Montage of prominent Israeli politicians, ahead of September 17 elections. (Flash90)
Montage of prominent Israeli politicians, ahead of September 17 elections. (Flash90)

Showing Benjamin Netanyahu several seats short of a clear path to a majority coalition, the three TV exit polls published at the end of voting on Tuesday night suggested that Israeli politics have been thrown wide open after a decade of his rule. If, that is, they are accurate.

Five months ago, two of the three polls proved fairly close to the actual results, while the third, on Channel 12, significantly overestimated the prime ministerial prospects of Blue and White centrist party leader Benny Gantz. Tuesday’s polls, by contrast, were fairly consistent, and all of them showed Netanyahu in trouble.

Blue and White immediately hailed a revolution. “The Netanyahu era is over,” said one of its Knesset members, former Netanyahu aide Yoaz Hendel. Netanyahu’s Likud, by contrast, was unsurprisingly taking a wait-and-see attitude. Minister Tzachi Hanegbi, for instance, professed he was “convinced” that the genuine results, flowing in over the next few hours, would show the TV polls to be wrong, and that Netanyahu would continue to lead Israel “for the next five years.”

Indeed, past elections have frequently seen Likud support underestimated in TV polls, and rising with the real results. Most famously, in 1996, Labor’s Shimon Peres, assuming the exit polls were accurate, went to bed believing he had won the election, and woke up to find that Netanyahu had narrowly defeated him.

A slight shift in the numbers, after all, can have significant consequences for the balance of power between competing parties, and most importantly between competing blocs of allied parties. Tuesday’s exit polls, for instance, showed the extremist Otzma Yehudit failing to clear the 3.25% threshold for Knesset representation on the right, while Labor-Gesher and the Democratic Camp were not far above the threshold, heading for five seats each, on the left. Shifts in those numbers would remake the electoral arithmetic.

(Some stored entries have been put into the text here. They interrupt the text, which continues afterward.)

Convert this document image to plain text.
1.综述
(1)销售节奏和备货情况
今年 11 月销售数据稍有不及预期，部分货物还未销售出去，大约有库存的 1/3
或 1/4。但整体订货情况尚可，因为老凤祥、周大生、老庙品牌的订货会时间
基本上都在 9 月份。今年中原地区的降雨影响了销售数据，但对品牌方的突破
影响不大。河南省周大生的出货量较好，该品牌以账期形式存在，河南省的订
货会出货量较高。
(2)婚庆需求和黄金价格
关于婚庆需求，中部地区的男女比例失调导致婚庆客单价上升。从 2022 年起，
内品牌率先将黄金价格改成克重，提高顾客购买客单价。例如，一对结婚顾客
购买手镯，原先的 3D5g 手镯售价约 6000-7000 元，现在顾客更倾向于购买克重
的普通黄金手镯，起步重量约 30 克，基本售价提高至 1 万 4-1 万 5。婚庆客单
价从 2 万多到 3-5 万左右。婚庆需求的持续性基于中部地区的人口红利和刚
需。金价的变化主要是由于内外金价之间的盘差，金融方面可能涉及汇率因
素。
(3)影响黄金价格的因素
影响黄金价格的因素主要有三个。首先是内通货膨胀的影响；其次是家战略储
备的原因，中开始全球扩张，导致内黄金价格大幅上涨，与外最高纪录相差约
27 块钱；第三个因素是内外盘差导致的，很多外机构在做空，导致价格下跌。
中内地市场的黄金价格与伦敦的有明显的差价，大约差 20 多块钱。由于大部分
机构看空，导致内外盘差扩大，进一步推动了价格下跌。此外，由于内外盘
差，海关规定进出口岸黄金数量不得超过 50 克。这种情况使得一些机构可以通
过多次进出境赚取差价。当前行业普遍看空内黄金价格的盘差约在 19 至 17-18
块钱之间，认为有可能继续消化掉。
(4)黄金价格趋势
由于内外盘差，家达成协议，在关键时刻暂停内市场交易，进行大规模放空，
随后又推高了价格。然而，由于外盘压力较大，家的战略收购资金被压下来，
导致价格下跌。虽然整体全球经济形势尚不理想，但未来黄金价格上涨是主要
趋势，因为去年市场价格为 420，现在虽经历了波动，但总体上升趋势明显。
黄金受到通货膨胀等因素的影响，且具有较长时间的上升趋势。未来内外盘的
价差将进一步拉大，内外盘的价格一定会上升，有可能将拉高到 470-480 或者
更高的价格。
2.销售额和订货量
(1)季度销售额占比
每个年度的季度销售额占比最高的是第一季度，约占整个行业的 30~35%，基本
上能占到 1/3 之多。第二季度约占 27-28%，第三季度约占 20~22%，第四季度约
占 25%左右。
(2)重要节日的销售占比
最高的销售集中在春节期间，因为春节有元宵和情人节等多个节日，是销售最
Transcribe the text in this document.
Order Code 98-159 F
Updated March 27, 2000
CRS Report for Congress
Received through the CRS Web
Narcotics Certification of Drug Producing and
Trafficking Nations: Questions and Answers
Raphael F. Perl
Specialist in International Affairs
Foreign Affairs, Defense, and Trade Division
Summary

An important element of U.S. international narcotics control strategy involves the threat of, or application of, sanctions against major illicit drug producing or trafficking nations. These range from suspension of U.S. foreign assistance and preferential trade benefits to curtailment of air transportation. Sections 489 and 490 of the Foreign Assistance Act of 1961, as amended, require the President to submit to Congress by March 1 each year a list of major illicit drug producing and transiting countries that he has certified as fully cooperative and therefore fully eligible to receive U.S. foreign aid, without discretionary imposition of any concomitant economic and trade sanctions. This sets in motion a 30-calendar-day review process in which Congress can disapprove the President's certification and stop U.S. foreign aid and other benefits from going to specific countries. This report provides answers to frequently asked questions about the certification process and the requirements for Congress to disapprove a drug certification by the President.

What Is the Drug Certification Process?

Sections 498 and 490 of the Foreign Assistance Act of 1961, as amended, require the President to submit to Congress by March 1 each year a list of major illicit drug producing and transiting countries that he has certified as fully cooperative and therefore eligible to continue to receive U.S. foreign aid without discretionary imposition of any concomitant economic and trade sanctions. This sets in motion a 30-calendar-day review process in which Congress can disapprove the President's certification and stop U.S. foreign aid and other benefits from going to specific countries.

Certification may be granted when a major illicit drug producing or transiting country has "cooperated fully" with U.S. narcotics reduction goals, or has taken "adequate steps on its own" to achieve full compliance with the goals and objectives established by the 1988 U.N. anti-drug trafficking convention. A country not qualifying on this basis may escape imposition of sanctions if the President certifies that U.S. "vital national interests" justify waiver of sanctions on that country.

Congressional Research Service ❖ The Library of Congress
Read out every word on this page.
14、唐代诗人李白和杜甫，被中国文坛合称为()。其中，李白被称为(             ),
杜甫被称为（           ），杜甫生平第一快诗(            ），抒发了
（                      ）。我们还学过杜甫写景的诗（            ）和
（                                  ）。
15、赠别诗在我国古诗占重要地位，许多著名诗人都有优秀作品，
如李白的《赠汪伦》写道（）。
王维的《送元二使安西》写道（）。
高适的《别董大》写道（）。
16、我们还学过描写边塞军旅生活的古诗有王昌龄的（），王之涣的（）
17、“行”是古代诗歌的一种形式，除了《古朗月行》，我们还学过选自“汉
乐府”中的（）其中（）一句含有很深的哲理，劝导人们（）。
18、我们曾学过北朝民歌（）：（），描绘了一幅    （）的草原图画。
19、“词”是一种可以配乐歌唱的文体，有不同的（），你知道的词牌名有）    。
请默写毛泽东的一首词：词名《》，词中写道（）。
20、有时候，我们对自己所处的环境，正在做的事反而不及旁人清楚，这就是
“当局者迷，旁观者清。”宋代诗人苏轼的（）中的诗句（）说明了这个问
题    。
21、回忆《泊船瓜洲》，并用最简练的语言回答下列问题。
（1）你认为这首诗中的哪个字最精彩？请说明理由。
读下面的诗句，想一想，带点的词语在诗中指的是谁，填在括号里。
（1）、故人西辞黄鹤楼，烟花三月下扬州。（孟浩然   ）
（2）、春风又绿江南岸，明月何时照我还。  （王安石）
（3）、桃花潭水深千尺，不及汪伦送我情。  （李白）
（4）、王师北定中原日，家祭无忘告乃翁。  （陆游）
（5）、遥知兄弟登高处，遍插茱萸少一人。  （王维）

If the polls prove reasonably true, however, in order to retain power Netanyahu would have to partner with allies who have insisted on avoiding him thus far. Were Yisrael Beytenu’s Avigdor Liberman — heading for 8-10 seats in the exit polls, and thus a potential big winner in these elections — to join forces with Netanyahu and his other right-wing and ultra-Orthodox allies, for instance, the prime minister would have a majority. But it was Liberman who helped precipitate these elections by refusing to sit in government with the ultra-Orthodox after April’s elections, and he reiterated that commitment, pledging to work for a “liberal, nationalist, wide” government, in a speech two hours after the polls closed.

Gantz, leader of Blue and White, for his part, said during the campaign that he sought to lead a “secular unity coalition” — including Likud and Yisrael Beytenu. But he also said it would have to be a Likud that discards Netanyahu, who Gantz charges has long overstayed his welcome, especially given the corruption indictment the prime minister may soon face.

Such a coalition, should it take shape, would put the ultra-Orthodox parties out of government. It could leave the right-wing Yemina out of government, with major implications for the settlement movement, so recently promised imminent annexation by Netanyahu.

After he failed to muster a majority following April’s elections, despite even trying to lure away members of the Labor party, Netanyahu ordered his Likud MKs to vote to dissolve the Knesset rather than allow Gantz the chance to try to form a government. They all dutifully did so.

If the exit polls prove accurate, and Netanyahu again finds himself several seats short of a coalition majority, and unable to pry away support from unlikely parts of the political spectrum, a key question will be whether his newly elected Likud Knesset members will again stick resolutely with him.

In the immediate aftermath of the exit polls, numerous Likud MKs insisted Netanyahu would remain their leader. They too, like the rest of Israel, of course, were awaiting the real results.